Personal information
- Born: 7 May 1949 Nové Město nad Metují, Czechoslovakia
- Died: 15 April 1986 (aged 36) Brno, Czechoslovakia
- Height: 1.76 m (5 ft 9 in)
- Weight: 74 kg (163 lb)

Sport
- Sport: Cycling

Medal record
Representing Czech Republic
World championships
| Bronze medal – third place | 1975 Mettet and Yvoir | Team time trial |

= Vlastimil Moravec =

Czech cyclist

Vlastimil Moravec (7 May 1949 – 15 April 1986) was a Czech cyclist. He competed at the 1972 in Munich and 1976 Summer Olympics in Montreal in the 100 km team time trial and individual road race, respectively; he finished in 13th place in both events.

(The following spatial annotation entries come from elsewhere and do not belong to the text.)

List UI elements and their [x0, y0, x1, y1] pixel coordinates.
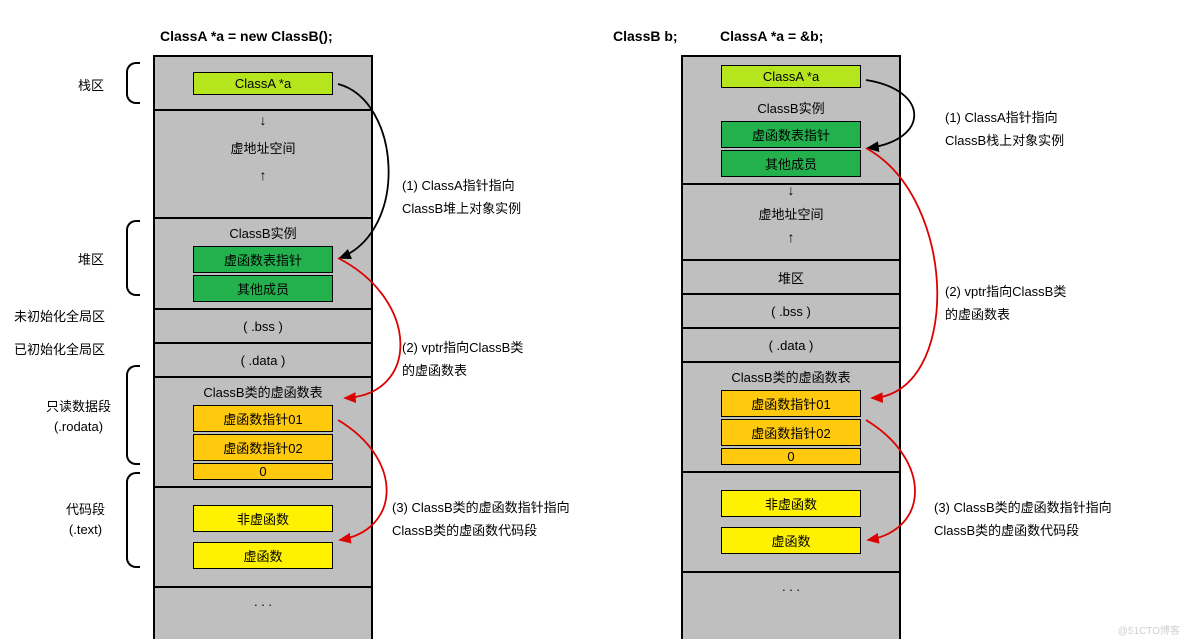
left-bss-row: ( .bss ) [155, 310, 371, 344]
left-anno-3: (3) ClassB类的虚函数指针指向ClassB类的虚函数代码段 [392, 496, 570, 543]
left-ptr-box: ClassA *a [193, 72, 333, 95]
right-data-row: ( .data ) [683, 329, 899, 363]
nonvirtual-box: 非虚函数 [193, 505, 333, 532]
right-nonvirtual-box: 非虚函数 [721, 490, 861, 517]
right-anno-1: (1) ClassA指针指向ClassB栈上对象实例 [945, 106, 1064, 153]
right-classb-title: ClassB实例 [757, 98, 824, 117]
ellipsis: . . . [782, 579, 800, 594]
region-rodata: 只读数据段(.rodata) [46, 397, 111, 436]
vfptr02-box: 虚函数指针02 [193, 434, 333, 461]
other-members-box: 其他成员 [193, 275, 333, 302]
right-rodata-row: ClassB类的虚函数表 虚函数指针01 虚函数指针02 0 [683, 363, 899, 473]
right-vfzero-box: 0 [721, 448, 861, 465]
right-heap-row: 堆区 [683, 261, 899, 295]
ellipsis: . . . [254, 594, 272, 609]
right-bss-label: ( .bss ) [771, 304, 811, 319]
right-text-row: 非虚函数 虚函数 [683, 473, 899, 573]
brace-text [126, 472, 140, 568]
vtable-stack: 虚函数指针01 虚函数指针02 0 [193, 405, 333, 480]
left-title: ClassA *a = new ClassB(); [160, 28, 333, 44]
right-vspace-row: ↓ 虚地址空间 ↑ [683, 185, 899, 261]
right-bss-row: ( .bss ) [683, 295, 899, 329]
right-ellipsis-row: . . . [683, 573, 899, 599]
right-title-a: ClassB b; [613, 28, 678, 44]
right-vfptr01-box: 虚函数指针01 [721, 390, 861, 417]
right-memory-column: ClassA *a ClassB实例 虚函数表指针 其他成员 ↓ 虚地址空间 ↑… [681, 55, 901, 639]
left-data-row: ( .data ) [155, 344, 371, 378]
vfptr01-box: 虚函数指针01 [193, 405, 333, 432]
brace-rodata [126, 365, 140, 465]
right-ptr-box: ClassA *a [721, 65, 861, 88]
right-anno-2: (2) vptr指向ClassB类的虚函数表 [945, 280, 1066, 327]
left-text-row: 非虚函数 虚函数 [155, 488, 371, 588]
region-stack: 栈区 [78, 76, 104, 96]
region-heap: 堆区 [78, 250, 104, 270]
left-memory-column: ClassA *a ↓ 虚地址空间 ↑ ClassB实例 虚函数表指针 其他成员… [153, 55, 373, 639]
right-stack-row: ClassA *a ClassB实例 虚函数表指针 其他成员 [683, 57, 899, 185]
region-bss: 未初始化全局区 [14, 307, 105, 327]
vspace-label: 虚地址空间 [230, 138, 295, 157]
right-classb-stack: 虚函数表指针 其他成员 [721, 121, 861, 177]
classb-instance-stack: 虚函数表指针 其他成员 [193, 246, 333, 302]
right-virtual-box: 虚函数 [721, 527, 861, 554]
left-stack-row: ClassA *a [155, 57, 371, 111]
right-heap-label: 堆区 [778, 268, 804, 287]
left-anno-1: (1) ClassA指针指向ClassB堆上对象实例 [402, 174, 521, 221]
brace-heap [126, 220, 140, 296]
data-label: ( .data ) [241, 353, 286, 368]
region-data: 已初始化全局区 [14, 340, 105, 360]
virtual-box: 虚函数 [193, 542, 333, 569]
bss-label: ( .bss ) [243, 319, 283, 334]
right-title-b: ClassA *a = &b; [720, 28, 823, 44]
vtable-ptr-box: 虚函数表指针 [193, 246, 333, 273]
right-vtable-title: ClassB类的虚函数表 [731, 367, 850, 386]
left-ellipsis-row: . . . [155, 588, 371, 614]
brace-stack [126, 62, 140, 104]
left-anno-2: (2) vptr指向ClassB类的虚函数表 [402, 336, 523, 383]
region-text: 代码段(.text) [66, 500, 105, 539]
left-heap-row: ClassB实例 虚函数表指针 其他成员 [155, 219, 371, 310]
right-data-label: ( .data ) [769, 338, 814, 353]
classb-instance-title: ClassB实例 [229, 223, 296, 242]
right-vspace-label: 虚地址空间 [758, 204, 823, 223]
left-rodata-row: ClassB类的虚函数表 虚函数指针01 虚函数指针02 0 [155, 378, 371, 488]
right-other-members-box: 其他成员 [721, 150, 861, 177]
right-vtable-ptr-box: 虚函数表指针 [721, 121, 861, 148]
vtable-title: ClassB类的虚函数表 [203, 382, 322, 401]
right-anno-3: (3) ClassB类的虚函数指针指向ClassB类的虚函数代码段 [934, 496, 1112, 543]
vfzero-box: 0 [193, 463, 333, 480]
watermark: @51CTO博客 [1118, 622, 1180, 637]
right-vtable-stack: 虚函数指针01 虚函数指针02 0 [721, 390, 861, 465]
right-vfptr02-box: 虚函数指针02 [721, 419, 861, 446]
left-vspace-row: ↓ 虚地址空间 ↑ [155, 111, 371, 219]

He won a bronze medal at the 1975 UCI Road World Championships in the team time trial. Individually, he won the Tour de Slovaquie in 1970, the Peace Race in 1972, and the GP ZTS Dubnica nad Váhom in 1973 and 1974.

Moravec retired in 1981 and later worked as a cycling coach at the Army Sports Centre in Brno. He died shortly after colliding with a truck while biking home from work. He remarried just 10 days before that, and his wife was expecting a child.